AP NEWS

Newspaper: University told untrue story about student death

June 3, 2019

KANSAS CITY, Mo. (AP) — When an international student attending the University of Missouri-Kansas City was killed last year during a robbery at a restaurant, university officials said publicly that he was at the business to help family friends — rather than working there — because they were concerned the details would affect their international student enrollment, according to a newspaper report.

Sharath Koppu was fatally shot last July at J’s Fish and Chicken Market in Kansas City. Police and his relatives said he was working at the restaurant but university officials announced he was there “assisting family friends.” They stuck to that story until last week, when they acknowledged they didn’t know if the story was accurate, The Kansas City Star reported .

Documents obtained through an open records request show university officials created the false story because they were concerned Koppu, who was from India, was violating his F1 visa by working off campus. That could have caused a federal investigation and put the university’s international student enrollment at risk, The Star reported.

More than 2,100 pages of emails and documents show school administrators continually expressing compassion for Koppu’s family. But they also show how top school officials focused on whether his death could hurt university efforts to increase its lucrative international student population, which has dropped dramatically in recent years.

Joy Stevenson, head of the university’s international student affairs, and her boss, Vice Provost for International Initiatives Kevin Truman, rejected the university public relation staff’s early effort to quote the police department’s account that Koppu was working at the restaurant.

“Let’s not emphasize where he worked. I doubt that he had a work authorization,” Truman wrote.

Stevenson agreed, recommending that the university say he was “assisting a family friend,” and, therefore, was not violating of his visa. She offered no evidence that the statement was true.

Eventually, a public statement signed by Chancellor Mauli Agrawal began this way:

“To the UMKC Community: It is my sad duty to inform you that a member of our community was killed Friday evening during an armed robbery at the restaurant where he was assisting family friends..”

Christopher McKinney, an immigration attorney who helps many international students in the Kansas City area, said the university would be required to report any student working on an F1 visa the Department of Homeland Security.

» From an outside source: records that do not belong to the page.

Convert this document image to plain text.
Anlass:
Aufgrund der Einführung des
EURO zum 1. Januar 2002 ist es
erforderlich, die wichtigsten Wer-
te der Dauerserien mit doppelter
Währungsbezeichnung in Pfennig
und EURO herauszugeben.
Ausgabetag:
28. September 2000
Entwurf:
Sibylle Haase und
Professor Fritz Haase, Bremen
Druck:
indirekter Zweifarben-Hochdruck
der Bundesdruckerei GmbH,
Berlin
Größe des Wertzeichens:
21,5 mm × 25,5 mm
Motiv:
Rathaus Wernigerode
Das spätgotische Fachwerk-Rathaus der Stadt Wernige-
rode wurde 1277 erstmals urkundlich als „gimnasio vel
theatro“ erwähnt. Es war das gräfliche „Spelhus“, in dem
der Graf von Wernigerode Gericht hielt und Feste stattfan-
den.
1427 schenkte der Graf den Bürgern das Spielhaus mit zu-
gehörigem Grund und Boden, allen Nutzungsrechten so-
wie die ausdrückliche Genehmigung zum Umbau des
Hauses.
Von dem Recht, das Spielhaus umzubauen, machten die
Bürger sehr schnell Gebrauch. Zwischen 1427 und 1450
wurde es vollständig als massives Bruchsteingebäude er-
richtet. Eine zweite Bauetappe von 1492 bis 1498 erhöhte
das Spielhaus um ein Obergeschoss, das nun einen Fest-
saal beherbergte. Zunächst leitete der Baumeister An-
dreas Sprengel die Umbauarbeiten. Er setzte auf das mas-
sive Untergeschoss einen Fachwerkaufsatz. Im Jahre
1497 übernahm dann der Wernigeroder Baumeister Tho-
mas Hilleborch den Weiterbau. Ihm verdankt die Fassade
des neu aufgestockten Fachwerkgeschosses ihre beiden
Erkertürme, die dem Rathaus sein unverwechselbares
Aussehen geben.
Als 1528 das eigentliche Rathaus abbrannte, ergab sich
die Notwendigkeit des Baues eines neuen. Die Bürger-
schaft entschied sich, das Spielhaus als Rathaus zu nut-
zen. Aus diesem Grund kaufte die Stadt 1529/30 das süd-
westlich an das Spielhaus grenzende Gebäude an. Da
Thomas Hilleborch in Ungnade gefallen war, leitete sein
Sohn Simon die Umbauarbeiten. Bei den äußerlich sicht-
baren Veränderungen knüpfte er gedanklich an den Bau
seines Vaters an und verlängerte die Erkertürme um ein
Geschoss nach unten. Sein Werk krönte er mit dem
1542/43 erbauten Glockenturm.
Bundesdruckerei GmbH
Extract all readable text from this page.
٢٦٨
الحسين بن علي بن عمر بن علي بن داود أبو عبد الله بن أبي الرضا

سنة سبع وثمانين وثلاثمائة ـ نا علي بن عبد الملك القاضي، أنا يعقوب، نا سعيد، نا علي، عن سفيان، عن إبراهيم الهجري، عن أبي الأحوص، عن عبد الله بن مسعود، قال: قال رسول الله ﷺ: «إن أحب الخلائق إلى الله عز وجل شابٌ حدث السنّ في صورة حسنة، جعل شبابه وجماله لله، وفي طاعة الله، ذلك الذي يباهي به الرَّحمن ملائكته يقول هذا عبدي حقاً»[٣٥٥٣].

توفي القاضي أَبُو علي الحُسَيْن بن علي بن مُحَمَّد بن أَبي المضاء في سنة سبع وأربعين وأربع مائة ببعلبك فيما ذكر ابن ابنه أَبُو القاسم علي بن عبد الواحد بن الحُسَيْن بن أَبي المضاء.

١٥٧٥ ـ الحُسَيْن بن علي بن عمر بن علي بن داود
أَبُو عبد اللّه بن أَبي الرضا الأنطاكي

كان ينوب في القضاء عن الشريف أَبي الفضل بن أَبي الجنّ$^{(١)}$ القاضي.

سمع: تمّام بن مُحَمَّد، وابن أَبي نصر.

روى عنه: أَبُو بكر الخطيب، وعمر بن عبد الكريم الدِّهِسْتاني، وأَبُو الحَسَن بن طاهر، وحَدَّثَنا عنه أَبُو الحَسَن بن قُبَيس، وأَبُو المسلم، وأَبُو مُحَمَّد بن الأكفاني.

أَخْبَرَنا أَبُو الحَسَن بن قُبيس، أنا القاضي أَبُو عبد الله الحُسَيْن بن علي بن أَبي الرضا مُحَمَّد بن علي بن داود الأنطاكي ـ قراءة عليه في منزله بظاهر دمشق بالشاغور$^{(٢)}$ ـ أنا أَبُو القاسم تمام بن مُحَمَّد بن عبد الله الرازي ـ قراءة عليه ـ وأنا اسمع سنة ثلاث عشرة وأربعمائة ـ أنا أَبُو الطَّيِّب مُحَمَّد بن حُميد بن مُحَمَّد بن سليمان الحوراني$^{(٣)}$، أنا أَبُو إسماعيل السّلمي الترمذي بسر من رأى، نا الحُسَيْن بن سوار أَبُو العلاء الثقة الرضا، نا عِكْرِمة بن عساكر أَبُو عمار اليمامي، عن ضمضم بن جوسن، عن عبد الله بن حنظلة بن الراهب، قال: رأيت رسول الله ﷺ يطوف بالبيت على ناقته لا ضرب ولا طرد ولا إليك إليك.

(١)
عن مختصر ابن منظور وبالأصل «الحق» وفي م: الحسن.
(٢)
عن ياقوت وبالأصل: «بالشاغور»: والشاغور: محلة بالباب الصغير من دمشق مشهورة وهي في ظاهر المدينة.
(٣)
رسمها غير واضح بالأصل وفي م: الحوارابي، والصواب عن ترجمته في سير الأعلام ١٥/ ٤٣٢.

Failure to do so could lead to an investigation of the international student program.

Truman said last week that he’s not aware of any investigation of the school.

When asked about the university’s decision to remove all mention of Koppu working at the restaurant, Truman wrote: “I did not want the Chancellor or UMKC to give the impression that he was working for pay there, as UMKC didn’t know the facts surrounding this relationship, nor does UMKC monitor students’ personal lives.”

Anne Spencer, vice chancellor for strategic marketing and communications, said some faculty in the School of Computing and Engineering recalled hearing that the family that owned the restaurant had befriended Koppu.

“Given that we had no knowledge of whether he was an actual paid employee, we changed the wording to ‘assisting family friends,’” she wrote.

The controversy comes amid a continuing drop in international students in the U.S., including at Missouri-Kansas City, where international student enrollment peaked at 1,442 in 2015, with most of those students were from India. By 2018 the international student numbers dropped to 1,039 and the Indian student population dropped from 709 to 312. A loss of 397 international students represents an estimated loss of about $5 million per semester based on current tuition rates and each student carrying a 12-credit-hour study schedule.